Çölyak, çocukluk, ergenlik veya yetişkin yaşlarda görülebiliyor. Bebeklik çağında glutenli yiyecekler yenilmeye başladıktan sonra kusma, ishal, karın şişkinliği, iştahsızlık, huysuzluk, kilo alamama, büyümede gerilik ve boy uzamasında yavaşlama gibi tipik belirtilerle ortaya çıkıyor. Bazen hamilelik veya bir ameliyat sonrası, viral enfeksiyon ya da şiddetli duygusal stres sonucunda ortaya çıkarak kişiye göre değişik belirtiler verebiliyor. Nedeni bilinmeyen ve ağızdan alınan demir takviyesiyle düzelmeyen kansızlık, şiddetli ishal ve karın ağrısı, sinirlilik, bir türlü geçmeyen gastrit benzeri şişkinlik, kısırlık, sık düşük yapma eğilimi, kemik ve eklem ağrıları, kollarda ve bacaklarda uyuşma, geçmeyen ağız içi yaraları gibi.
Teşhisi
Teşhisi en zor olan hastalıklardan biri, çölyak. Çünkü hastalığın belirtileri diğer hastalıkların belirtileriyle aynı olabiliyor. Böylece başka hastalıklarla karıştırılabiliyor. Kesin tanı için özel kan tahlilleri (AGA ve EMA) ve deneyimli bir gastroenterolog tarafından ince bağırsak biyopsisi yapılmalı. Biyopsi için üniversite hastanelerinin gastroenteroloji kliniklerine başvurmak gerekiyor. Genetik bir hastalık olduğu için ailesinde çölyak vakası olanların şikayeti olmasa da mutlaka doktora başvurmaları ve gerekli kontrolleri yaptırmaları gerekiyor.
Tedavisi
Tanı konulduktan sonraki aşamada uyulması gereken tek tedavi yöntemi ömür boyu glutensiz diyet uygulamak. Diyet uygulanmaya başladıktan kısa bir süre sonra villuslar hiç zarar görmemiş gibi çalışmaya devam ediyor ve şikâyetler ortadan kalkıyor. Bu nedenle glutenli gıdaları kesinlikle tüketmemek gerekiyor.* Öncelikle buğday, arpa, yulaf, çavdar ve bunların türevlerini içeren gıdalar tüketilmemelidir.
* Mısır, pirinç, patates, soya fasulyesi yenilebilir.
* Gıdaların içerikleri çok iyi okunmalıdır sürekli gıda firmalarıyla iletişime geçilmelidir.
* İlaçlar doktora, veya ilacı üreten ilaç üreticisine danışılmadan kullanılmamalıdır (bir çok ilaç gluten içermektedir).
* Hastalık teşhisinde 3 ay kadar süt ve süt ürünleri tüketilmemelidir. Daha sonra bunlar tek tek denenerek diyete dahil alınabilir . Keçi sütü ve ürünlerinde bir sakınca yoktur hatta faydası (anne sütüne benzerliğinden ötürü) olabilir.

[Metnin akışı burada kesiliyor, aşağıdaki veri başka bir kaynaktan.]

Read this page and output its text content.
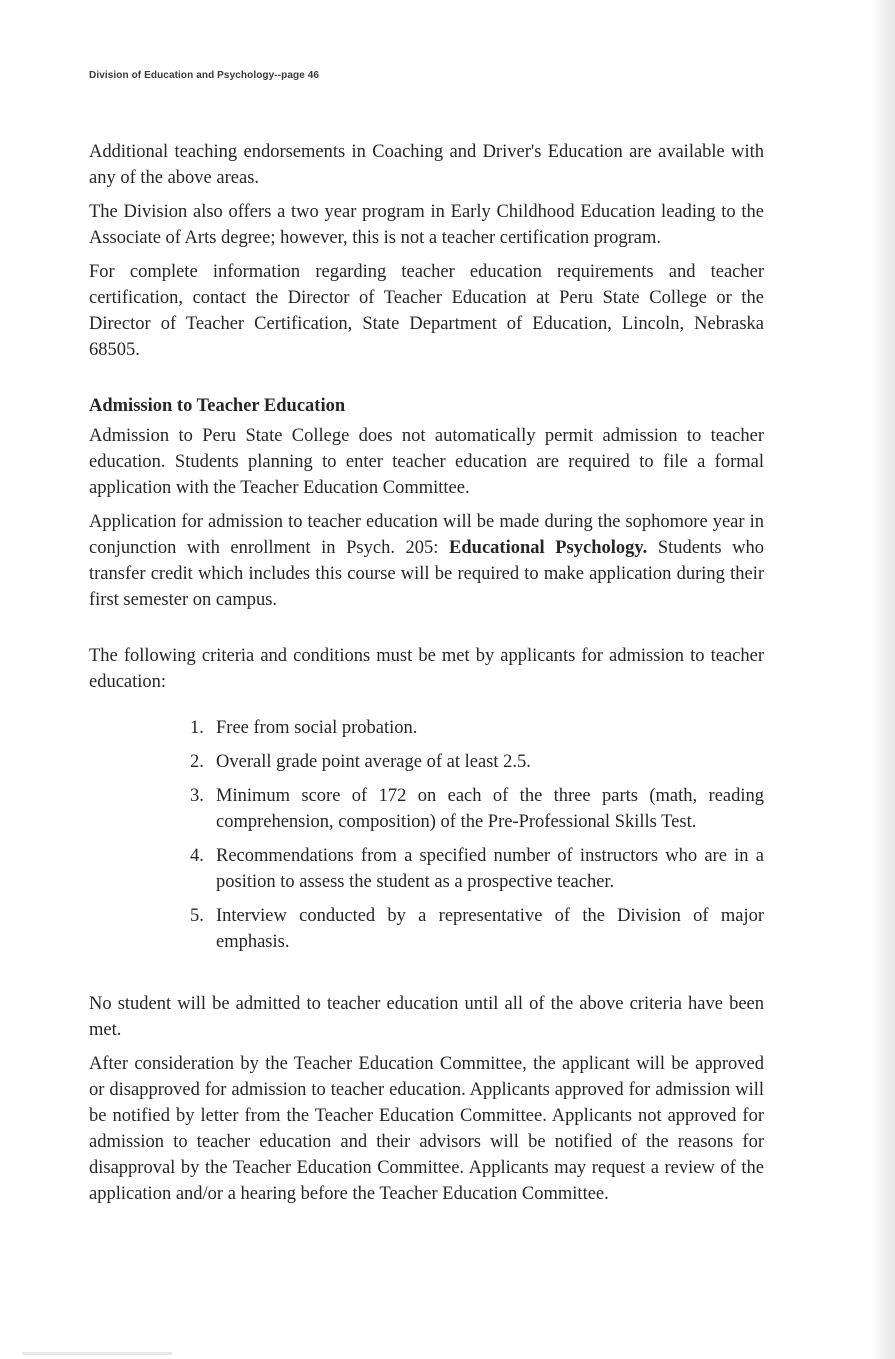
Division of Education and Psychology--page 46

Additional teaching endorsements in Coaching and Driver's Education are available with any of the above areas.

The Division also offers a two year program in Early Childhood Education leading to the Associate of Arts degree; however, this is not a teacher certification program.

For complete information regarding teacher education requirements and teacher certification, contact the Director of Teacher Education at Peru State College or the Director of Teacher Certification, State Department of Education, Lincoln, Nebraska 68505.

Admission to Teacher Education

Admission to Peru State College does not automatically permit admission to teacher education. Students planning to enter teacher education are required to file a formal application with the Teacher Education Committee.

Application for admission to teacher education will be made during the sophomore year in conjunction with enrollment in Psych. 205: Educational Psychology. Students who transfer credit which includes this course will be required to make application during their first semester on campus.

The following criteria and conditions must be met by applicants for admission to teacher education:

1. Free from social probation.
2. Overall grade point average of at least 2.5.
3. Minimum score of 172 on each of the three parts (math, reading comprehension, composition) of the Pre-Professional Skills Test.
4. Recommendations from a specified number of instructors who are in a position to assess the student as a prospective teacher.
5. Interview conducted by a representative of the Division of major emphasis.

No student will be admitted to teacher education until all of the above criteria have been met.

After consideration by the Teacher Education Committee, the applicant will be approved or disapproved for admission to teacher education. Applicants approved for admission will be notified by letter from the Teacher Education Committee. Applicants not approved for admission to teacher education and their advisors will be notified of the reasons for disapproval by the Teacher Education Committee. Applicants may request a review of the application and/or a hearing before the Teacher Education Committee.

* Bira, şarap, viski, likör ve brendi gibi içecekler tüketilmemelidir bir çok alkollü içeçek arpa suyu veya arpa özü içeriyor.
* Amerika ve Avrupa'da günde 50-60 gr yulaf diyete eklenmeye başlanmıştır . Henüz araştırma aşamasında olan bu uygulama kesin olmamak şartıyla bu miktar çölyaklar için tehlikesiz görünmektedir.
* Mutfakta glutenle temas eden yerler sürekli temizlenmeli hastanın gıdaları doha önce gluten bulaşmış yerlerde bulundurulmamalı.
* Mutfakta gluten içeren ürünlerle yapılan fırın temizlendikten sonra glutensiz ürünler kullanılmalıdır buğday unu havada uçabileceğinden aynı fırında yemek veya ekmek pasta kek pişirilmeden önce temizlenmelidir. Ekmek makinası kullanılıyorsa bu makina sadece glutensiz ürünlere için kullanılmalıdır.
* Teflon - tahta kaşık gibi mutfak aletleri ne kadar iyi temizlenmiş olsa bile gözeneklerinde gluten kalıntıları kalabilme riski olduğundan, bunlar ayrılmalıdır ve kullanılmamalıdır.
* Hazır salça yerine ev yapımı güvenilir salçaları kullanın , konserve , hazır çorba , soslar , tuzot , tavuk sosları nar ekşisi gibi gıdalarda gluten katkı maddesi olarak kullanıldığından, bunlar tüketilmemeli .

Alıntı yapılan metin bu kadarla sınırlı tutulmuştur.